Он перестал писать и задумался. Я решил, что он собирается ответить, но никакого ответа не последовало. И только тогда я очень ясно ощутил, что я для него не существую. Существуют протоколы, чернильница, ручка, которой нужно что-то писать, существуют эти толстые тома, очевидно свод законов, но меня нет. Я отчетливо видел, что он держит в руках именно мое дело, что-то из него выписывает, ставит точки и запятые, но ко мне это не имеет никакого отношения.
– Черт знает что такое! – заговорил он снова вслух. – За две недели тридцать арестованных! Тюрьма переполнена, а тут еще, пожалуйста, ученики и черт знает кто!

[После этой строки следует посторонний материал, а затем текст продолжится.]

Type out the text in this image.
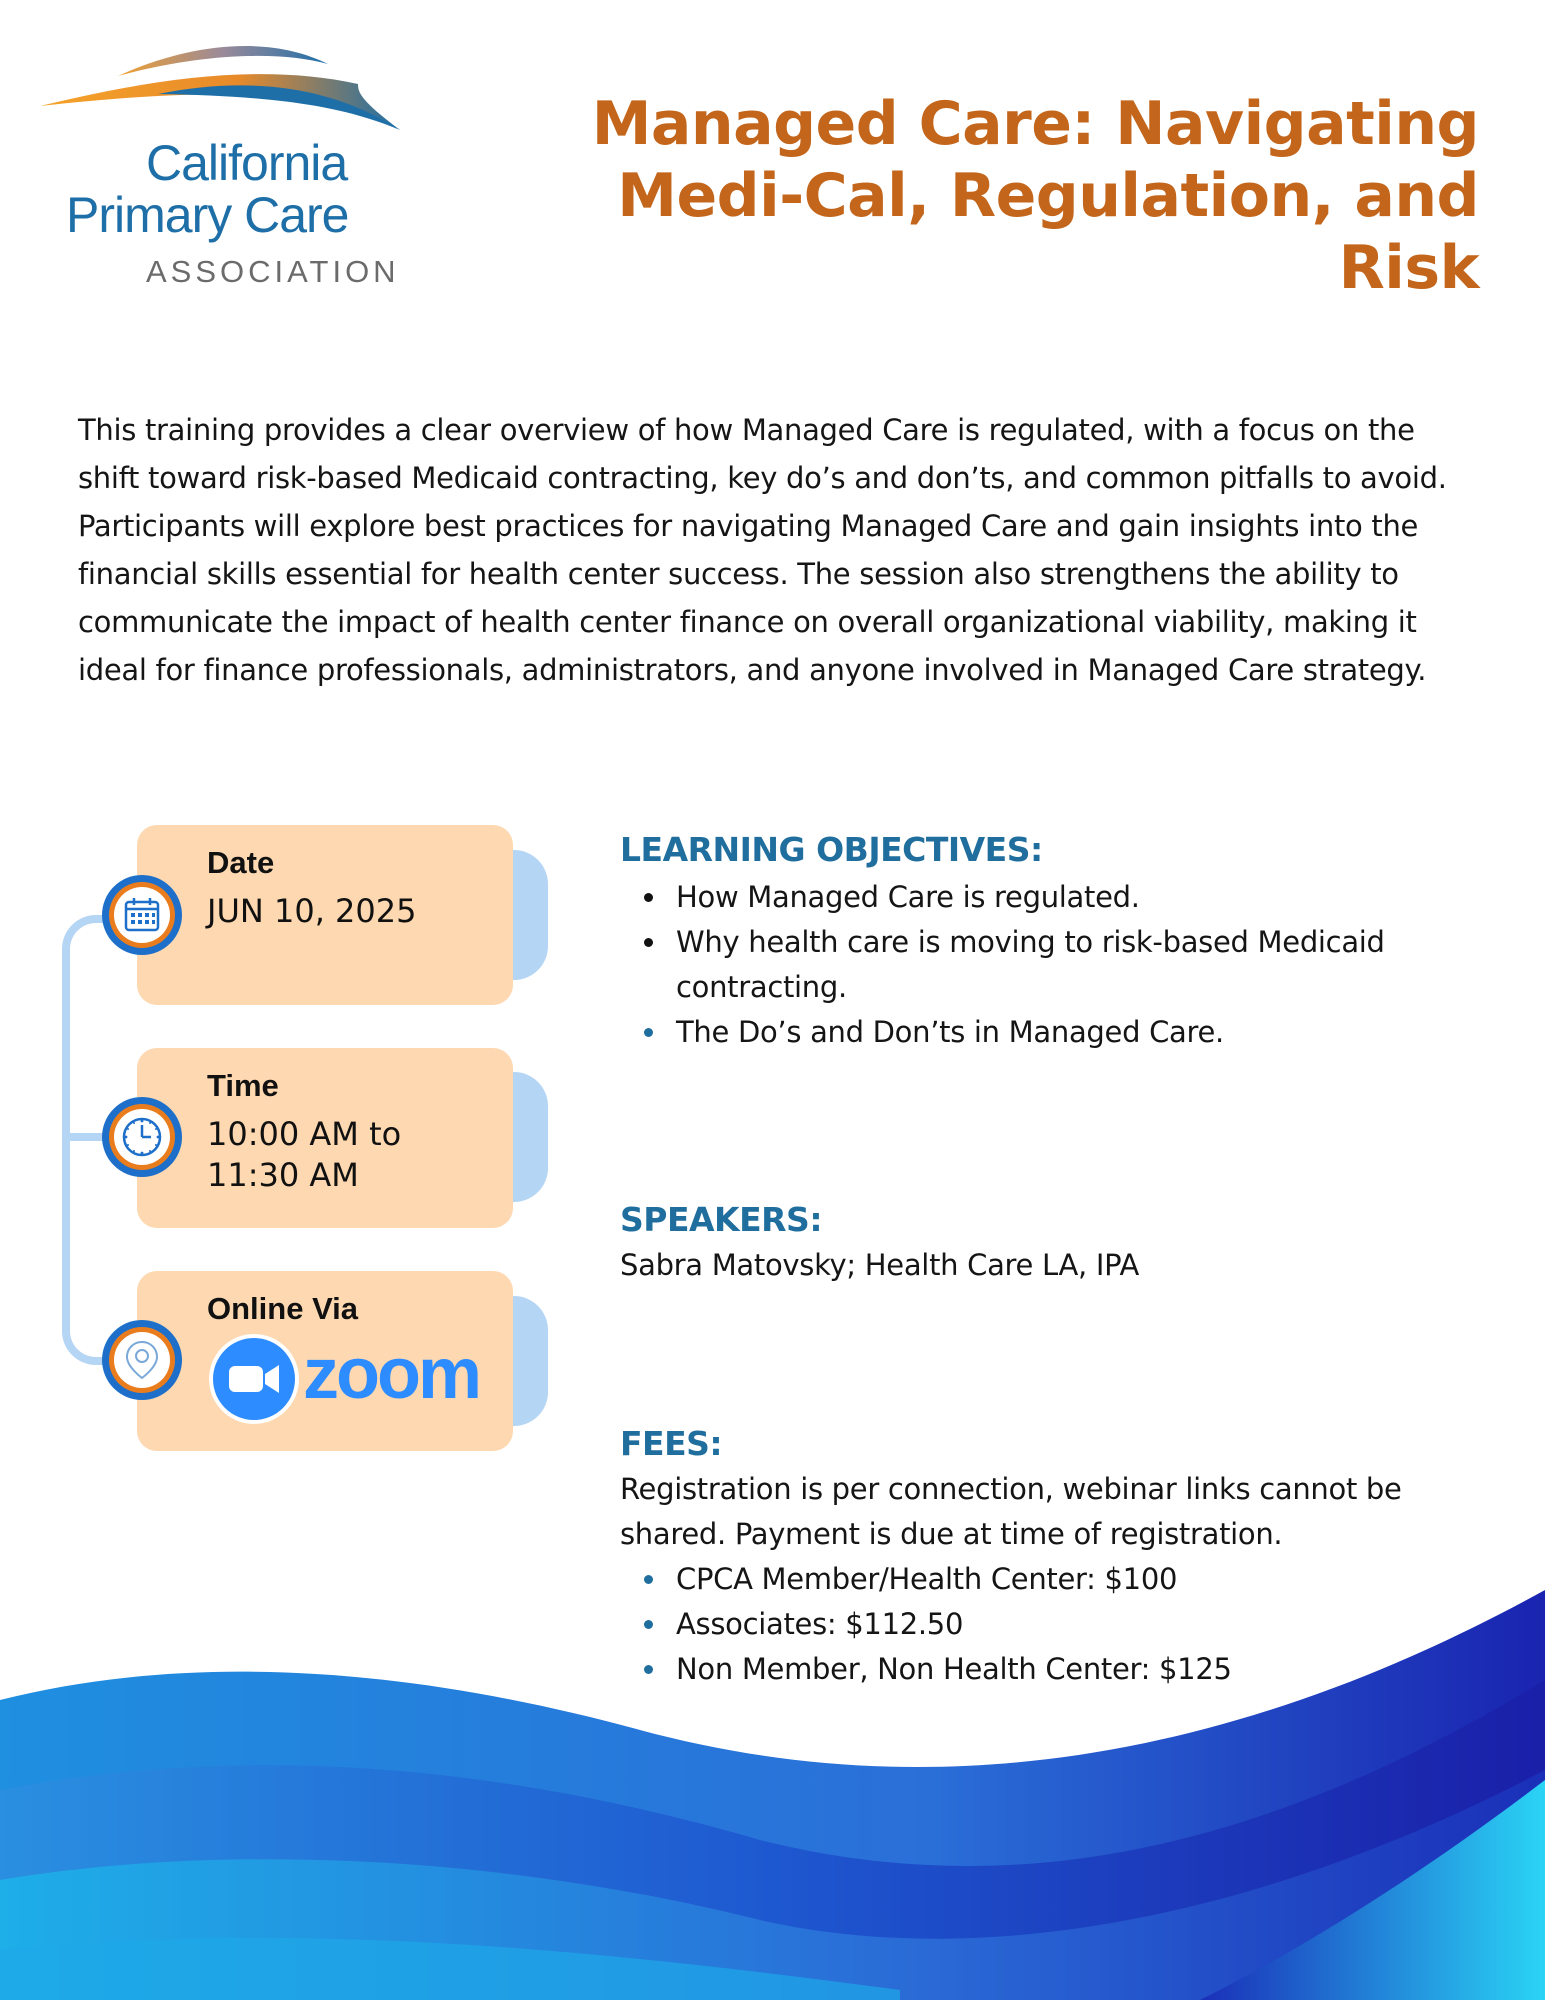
California
Primary Care
ASSOCIATION
Managed Care: Navigating
Medi-Cal, Regulation, and Risk
This training provides a clear overview of how Managed Care is regulated, with a focus on the shift toward risk-based Medicaid contracting, key do’s and don’ts, and common pitfalls to avoid. Participants will explore best practices for navigating Managed Care and gain insights into the financial skills essential for health center success. The session also strengthens the ability to communicate the impact of health center finance on overall organizational viability, making it ideal for finance professionals, administrators, and anyone involved in Managed Care strategy.
Date
JUN 10, 2025
Time
10:00 AM to
11:30 AM
Online Via
zoom
LEARNING OBJECTIVES:
How Managed Care is regulated.
Why health care is moving to risk-based Medicaid contracting.
The Do’s and Don’ts in Managed Care.
SPEAKERS:
Sabra Matovsky; Health Care LA, IPA
FEES:
Registration is per connection, webinar links cannot be
shared. Payment is due at time of registration.
CPCA Member/Health Center: $100
Associates: $112.50
Non Member, Non Health Center: $125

Через много дней я понял, что в этих словах и был ключ к разгадке всего того, что случилось со мной после ареста. Следствие по делу Макса и других коммунистов было давно закончено, и то, что полиция собиралась приплести к этому делу с большим опозданием и учеников, не вызвало одобрения в прокуратуре. Такая история была в тот момент невыгодна властям, газеты могли раздуть ее, и создалось бы впечатление, что гимназия заражена коммунизмом. Вот почему комиссар с наглыми глазами оставил меня в покое после первого же допроса, а прокурор тоже смотрел теперь на меня как на ненужный ему, отработанный материал. Но он не только не счел должным сказать, что меня освобождают, а, наоборот, всем своим поведением создал у меня впечатление, что я попаду отсюда только в тюрьму. Делал он это, очевидно, по привычке,- так он поступал всегда, со всеми арестованными, так поступил и со мной, ни разу не взглянув мне в лицо Покончив с моим делом, он отослал меня в коридор к полицейскому и вызвал Леонида.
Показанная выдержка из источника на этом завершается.